Timothy Loo's performance of the "unplayable" Xenakis cello piece was quite wonderful, overdubs and all. Loo brought a great expressivity to Xenakis' exaggerated, hyper-mathematical gestures. On any other program of 20th century modernism, this could have been a highlight performance. However, one has to tip the hat to Stimmung, a powerful Germanic refraction of the hermetic musical microverse of LaMonte Young.

There seems to have been a healthy dose of Stockhausen in LA in the last 12 months. I've written on about three other concerts featuring Stockhausen works, and I'm sure there were others. On February 23, 2013, Southwest Chamber Music gave the US premiere of Nebadon Aus Klang. On March 27 and 28, LA Sonic Odyssey presented the original 12-channel version of Kontakte. And, in September, Nicholas Isherwood performed Capricorn with People Inside Electronics. Stimmung is the perfect crest of this Stockhausen wave. It is a well known piece - though one I never expected to hear live, and this was the ideal time, place, and performers for it.

Isherwood worked extensively with Stockhausen, and he is one of the vocalists most qualified to realize the composer's intentions. His Vox Nova ensemble, as well as his own fantastic vocal performance, displayed why Isherwood is such a highly valued interpreter of contemporary music.

From the onset, there was a clear performative emphasis on the sung words being envelope filters rather than carriers of information, with each syllable highlighting different frequencies by the shape of the mouth. Such an approach would be aligned with Stockhausen's body of work with electronics.
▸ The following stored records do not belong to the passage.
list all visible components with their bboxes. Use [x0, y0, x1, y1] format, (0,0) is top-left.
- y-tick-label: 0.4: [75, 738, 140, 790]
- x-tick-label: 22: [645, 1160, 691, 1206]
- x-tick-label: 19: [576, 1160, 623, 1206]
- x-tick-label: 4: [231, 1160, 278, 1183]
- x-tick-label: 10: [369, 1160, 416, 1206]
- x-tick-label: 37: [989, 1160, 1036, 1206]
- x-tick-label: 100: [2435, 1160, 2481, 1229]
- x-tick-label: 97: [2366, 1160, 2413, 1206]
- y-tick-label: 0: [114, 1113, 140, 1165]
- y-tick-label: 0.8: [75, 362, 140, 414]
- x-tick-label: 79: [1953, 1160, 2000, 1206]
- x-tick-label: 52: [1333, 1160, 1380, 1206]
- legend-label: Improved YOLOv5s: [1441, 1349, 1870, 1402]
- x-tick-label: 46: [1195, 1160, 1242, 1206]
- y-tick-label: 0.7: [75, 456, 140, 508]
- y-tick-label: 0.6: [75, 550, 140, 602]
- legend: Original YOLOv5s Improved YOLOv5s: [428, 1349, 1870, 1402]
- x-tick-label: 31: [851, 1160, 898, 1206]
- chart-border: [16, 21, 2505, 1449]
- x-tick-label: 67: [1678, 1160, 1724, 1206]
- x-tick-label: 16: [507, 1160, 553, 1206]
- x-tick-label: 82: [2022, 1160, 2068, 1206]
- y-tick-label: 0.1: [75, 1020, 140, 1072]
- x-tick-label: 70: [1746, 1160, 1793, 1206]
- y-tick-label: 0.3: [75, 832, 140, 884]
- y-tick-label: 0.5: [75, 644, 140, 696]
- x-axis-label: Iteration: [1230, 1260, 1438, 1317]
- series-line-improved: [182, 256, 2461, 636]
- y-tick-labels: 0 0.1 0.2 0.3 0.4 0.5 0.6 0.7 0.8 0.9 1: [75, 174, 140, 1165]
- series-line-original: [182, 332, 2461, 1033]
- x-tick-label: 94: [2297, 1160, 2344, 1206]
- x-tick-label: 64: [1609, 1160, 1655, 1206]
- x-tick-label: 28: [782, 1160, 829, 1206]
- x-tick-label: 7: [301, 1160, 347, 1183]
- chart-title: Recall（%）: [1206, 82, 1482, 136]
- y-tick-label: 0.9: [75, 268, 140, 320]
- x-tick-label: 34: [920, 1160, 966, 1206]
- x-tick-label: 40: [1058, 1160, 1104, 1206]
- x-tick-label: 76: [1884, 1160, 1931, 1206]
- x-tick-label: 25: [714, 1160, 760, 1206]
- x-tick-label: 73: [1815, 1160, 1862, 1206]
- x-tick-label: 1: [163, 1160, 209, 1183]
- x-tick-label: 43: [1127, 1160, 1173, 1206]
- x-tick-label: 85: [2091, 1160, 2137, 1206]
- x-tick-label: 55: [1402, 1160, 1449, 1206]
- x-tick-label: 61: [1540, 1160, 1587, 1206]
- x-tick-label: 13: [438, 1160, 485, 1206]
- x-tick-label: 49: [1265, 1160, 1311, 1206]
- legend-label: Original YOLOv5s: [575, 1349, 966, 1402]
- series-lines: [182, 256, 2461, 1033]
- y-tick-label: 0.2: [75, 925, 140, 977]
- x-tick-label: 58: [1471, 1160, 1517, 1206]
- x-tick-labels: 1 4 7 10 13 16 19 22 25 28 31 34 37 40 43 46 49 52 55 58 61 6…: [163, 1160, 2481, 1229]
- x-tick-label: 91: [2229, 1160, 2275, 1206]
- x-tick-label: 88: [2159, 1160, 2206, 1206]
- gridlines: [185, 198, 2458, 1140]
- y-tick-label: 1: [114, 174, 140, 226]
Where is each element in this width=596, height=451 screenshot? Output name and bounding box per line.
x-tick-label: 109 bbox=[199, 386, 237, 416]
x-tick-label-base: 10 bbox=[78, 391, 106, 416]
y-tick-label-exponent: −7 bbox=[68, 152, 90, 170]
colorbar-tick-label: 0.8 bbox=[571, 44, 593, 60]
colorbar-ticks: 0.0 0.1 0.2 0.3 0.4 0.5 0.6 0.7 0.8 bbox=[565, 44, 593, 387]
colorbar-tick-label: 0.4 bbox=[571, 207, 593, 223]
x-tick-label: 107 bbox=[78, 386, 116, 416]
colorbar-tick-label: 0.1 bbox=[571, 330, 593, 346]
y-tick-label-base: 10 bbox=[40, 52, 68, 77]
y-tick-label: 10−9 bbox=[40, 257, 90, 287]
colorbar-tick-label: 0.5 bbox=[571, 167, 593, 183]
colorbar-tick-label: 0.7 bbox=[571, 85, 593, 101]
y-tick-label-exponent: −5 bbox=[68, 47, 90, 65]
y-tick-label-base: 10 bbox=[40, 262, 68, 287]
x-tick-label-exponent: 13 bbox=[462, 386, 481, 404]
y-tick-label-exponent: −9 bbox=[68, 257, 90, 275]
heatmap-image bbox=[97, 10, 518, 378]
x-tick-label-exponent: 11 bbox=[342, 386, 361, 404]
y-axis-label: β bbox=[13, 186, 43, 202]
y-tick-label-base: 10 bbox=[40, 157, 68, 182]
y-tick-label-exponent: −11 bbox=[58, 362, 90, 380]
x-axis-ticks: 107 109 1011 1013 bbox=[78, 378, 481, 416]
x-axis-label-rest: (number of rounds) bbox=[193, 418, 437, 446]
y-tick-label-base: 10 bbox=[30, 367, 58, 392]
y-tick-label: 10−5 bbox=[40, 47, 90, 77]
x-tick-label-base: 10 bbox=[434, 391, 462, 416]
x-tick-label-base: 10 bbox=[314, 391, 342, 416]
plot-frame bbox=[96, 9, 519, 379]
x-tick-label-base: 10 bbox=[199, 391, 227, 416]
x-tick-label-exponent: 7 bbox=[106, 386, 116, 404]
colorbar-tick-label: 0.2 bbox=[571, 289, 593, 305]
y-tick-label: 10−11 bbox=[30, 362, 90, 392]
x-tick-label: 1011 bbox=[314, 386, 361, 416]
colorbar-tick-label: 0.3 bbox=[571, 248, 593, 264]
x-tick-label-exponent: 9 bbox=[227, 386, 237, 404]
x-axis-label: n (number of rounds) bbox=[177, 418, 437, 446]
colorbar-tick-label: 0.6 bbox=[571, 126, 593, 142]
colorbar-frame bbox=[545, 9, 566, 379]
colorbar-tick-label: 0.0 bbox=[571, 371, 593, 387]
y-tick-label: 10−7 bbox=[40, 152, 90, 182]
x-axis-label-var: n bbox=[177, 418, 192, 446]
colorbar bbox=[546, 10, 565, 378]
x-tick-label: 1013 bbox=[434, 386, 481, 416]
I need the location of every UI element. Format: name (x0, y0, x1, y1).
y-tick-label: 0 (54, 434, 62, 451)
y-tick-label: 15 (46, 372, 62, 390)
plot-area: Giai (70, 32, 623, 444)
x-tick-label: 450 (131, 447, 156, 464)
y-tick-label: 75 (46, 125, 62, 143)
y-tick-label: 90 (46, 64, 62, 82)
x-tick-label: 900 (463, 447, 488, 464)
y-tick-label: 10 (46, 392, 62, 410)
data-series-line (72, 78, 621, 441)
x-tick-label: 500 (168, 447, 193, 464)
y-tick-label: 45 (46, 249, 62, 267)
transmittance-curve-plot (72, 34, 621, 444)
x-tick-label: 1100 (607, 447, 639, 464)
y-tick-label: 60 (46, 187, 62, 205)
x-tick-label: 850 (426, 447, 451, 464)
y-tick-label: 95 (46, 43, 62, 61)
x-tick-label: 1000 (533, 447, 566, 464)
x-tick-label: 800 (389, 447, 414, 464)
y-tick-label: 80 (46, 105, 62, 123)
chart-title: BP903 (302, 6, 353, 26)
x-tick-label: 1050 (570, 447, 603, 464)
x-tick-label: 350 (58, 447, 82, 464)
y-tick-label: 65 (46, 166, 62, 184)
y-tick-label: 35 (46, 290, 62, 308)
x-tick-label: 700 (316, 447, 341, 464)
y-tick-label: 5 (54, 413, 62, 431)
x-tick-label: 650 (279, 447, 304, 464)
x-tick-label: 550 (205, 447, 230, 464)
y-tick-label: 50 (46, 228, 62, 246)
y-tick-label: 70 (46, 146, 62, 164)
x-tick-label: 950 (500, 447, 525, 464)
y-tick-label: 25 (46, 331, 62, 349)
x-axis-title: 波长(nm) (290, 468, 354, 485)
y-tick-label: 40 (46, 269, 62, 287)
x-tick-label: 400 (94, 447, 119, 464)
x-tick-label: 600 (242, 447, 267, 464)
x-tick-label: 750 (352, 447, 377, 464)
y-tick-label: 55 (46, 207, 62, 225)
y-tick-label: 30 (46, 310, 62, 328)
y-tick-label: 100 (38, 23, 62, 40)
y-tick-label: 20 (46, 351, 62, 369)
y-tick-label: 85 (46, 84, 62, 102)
While the sung names of various deities may have been invocations, their musical function was as manners of articulation - vehicles of the semiotic rather than the symbolic.

Meanwhile, the most surprising revelation of the evening was the spoken text, which I had never heard in English (the piece is meant to be performed in a venue's local language). The eroticism of these poems was a complete surprise, since nothing else in the piece points to them in any obvious way. I had only heard the piece in German, and had no idea what the words meant.

After the concert, it was illuminating to walk up and view the performers' scores. Each singer had re-notated the piece to make it most immediately accessible to their own relationship to music. Each performer had a clear and distinct voice, and the combination of them was something uniquely powerful. The personality of each voice was also reflected in how different each singer's re-imagined performance score was.

Also, this is the first Stockhausen piece to reference days of the week - a seed to later grow into larger works like Licht. Mary Bauermeister, who inspired this piece, was actually present for this performance(!), and mentioned off-hand that the days may have been her suggestion. I had a chance to speak with her briefly after the concert, and her innate and potentially-unintentional profundity made it clear why she has been an inspired and collaborated with so many great artists. Unfortunately, her book about her time with Stockhausen, Ich hänge im Triolengitter: Mein Leben mit Karlheinz Stockhausen, is still only available in German.

Jacaranda's next concert in their 10th anniversary season is on February 22, featuring Adam Tendler and Christopher Taylor performing two respective watershed pieces of 20th century piano music: Sonatas and Interludes, and Vingt Regards sur L’Enfant Jesus.